When the hardwood dries out it was still out of shape so I sand it square. This makes the rails slightly thinner which add's to the allusion.
Then after I have finished sanding I apply a coat or two of shellac and we are ready to go.

I carry this in my pocket to show people from time to time, which gets lots of different comments.

By the way I made my son's boss one and he gave me some bearings for free.
Cheers
John T


----------



## Stick486 (Jan 4, 2013)

cool...


----------



## DesertRatTom (Jul 3, 2012)

I saw that too. Fun little project. I suspect you could also chill the ball bearing to shrink it up slightly. Making it small and portable was a good idea. However, if you carry it with you all the time, you might get a reputation of being one of those quirky woodworking guys.
:wink:


----------



## RJT501Win (Apr 21, 2012)

Tom you are probably right that most people think I am the quirky woodworking guy.
When I go out most of the time I have something I have made with me to show interested people. Most local people in my small community know me from the hardware store I ran for 40 years.
For a long time I carried Larry from the thread here on Router forums "Meet Larry" in a shopping bag ready to get him out and sit on a shop counter. He sure got a lot of response
In Australia we have Men's Sheds when I go to the Men's Shed I take a lot of my silly projects with me, sure stimulates a lot of the men.
Cheers
John T


----------



## Multiwood (Feb 24, 2013)

Very Interesting.


----------



## Murtu01 (Mar 9, 2014)

Nice project John, in your experience, what would you advise on the difference in slot size to the circumference of the ball or bearing diameter?


----------



## mark greenbaum (Sep 26, 2010)

I've seen similar made with fresh green wood, then bent open, ball inserted, clamped to make straight again, and dried.


----------



## RÖENTGEEP (Feb 18, 2014)

mgdesigns said:


> I've seen similar made with fresh green wood, then bent open, ball inserted, clamped to make straight again, and dried.


+1 :wink:


----------



## hawkeye10 (Jul 28, 2015)

I have been meaning to make some of those for a long time. One question I have, did you put any kind of finish on it?


----------



## DesertRatTom (Jul 3, 2012)

I wish we had Mens Sheds around here. So many people its hard to connect.


----------



## Mufdi (Dec 30, 2011)

Steve Goode at Scrollworker.com has a detailed free plan and explanation - I think he used Bass wood. I used a piece of Jellution carver wood !!( that,s what it had marked on it) it was a light long straight grained wood.


----------



## RJT501Win (Apr 21, 2012)

Murtu01 said:


> Nice project John, in your experience, what would you advise on the difference in slot size to the circumference of the ball or bearing diameter?
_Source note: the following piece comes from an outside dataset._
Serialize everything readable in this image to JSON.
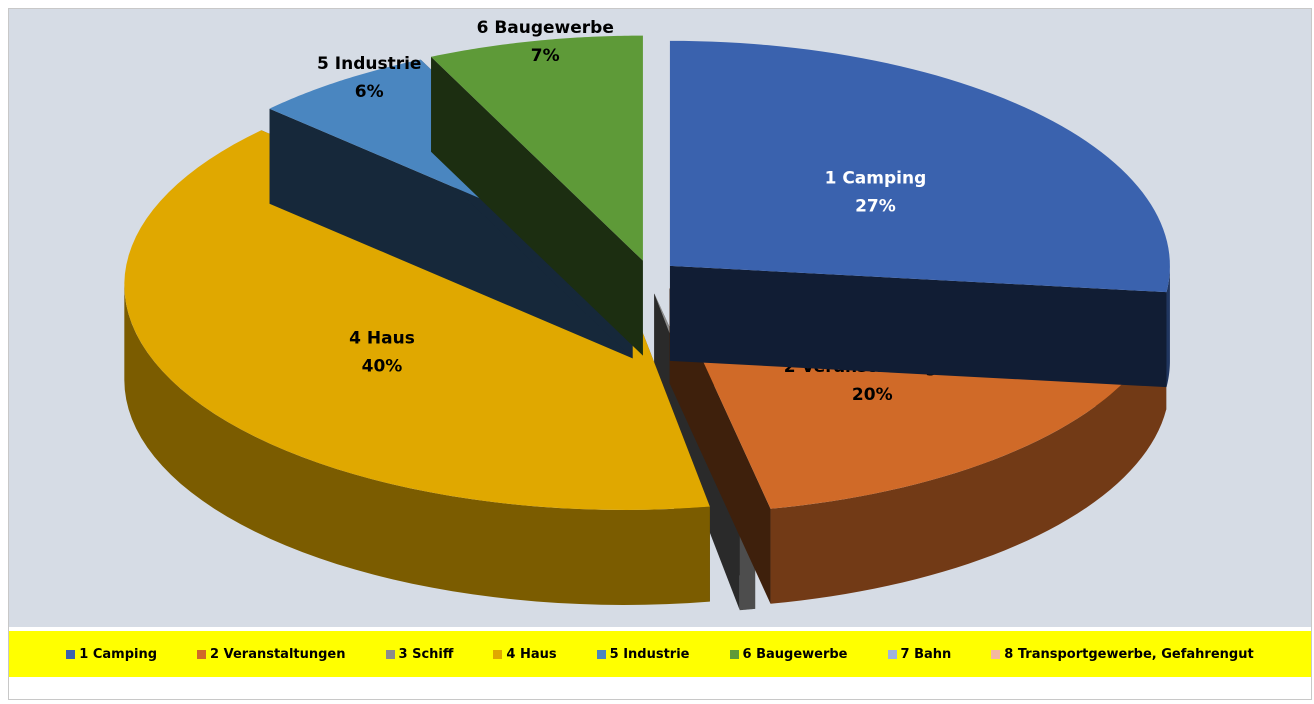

I found I needed to experiment because different grain also made a difference. I keep the slot as small as possible to add to the allusion.
Even sanding after drilling helps. The one in the photo's 5/8" ball 1/2" hole sanded out a fraction..

Cheers 
John T


----------



## RJT501Win (Apr 21, 2012)

hawkeye10 said:


> I have been meaning to make some of those for a long time. One question I have, did you put any kind of finish on it?


I used shellac because I have some mixed up and it seals the timber without hiding the grain, dries quick :smile: when it is past when it is 105 deg out side.:surprise:


----------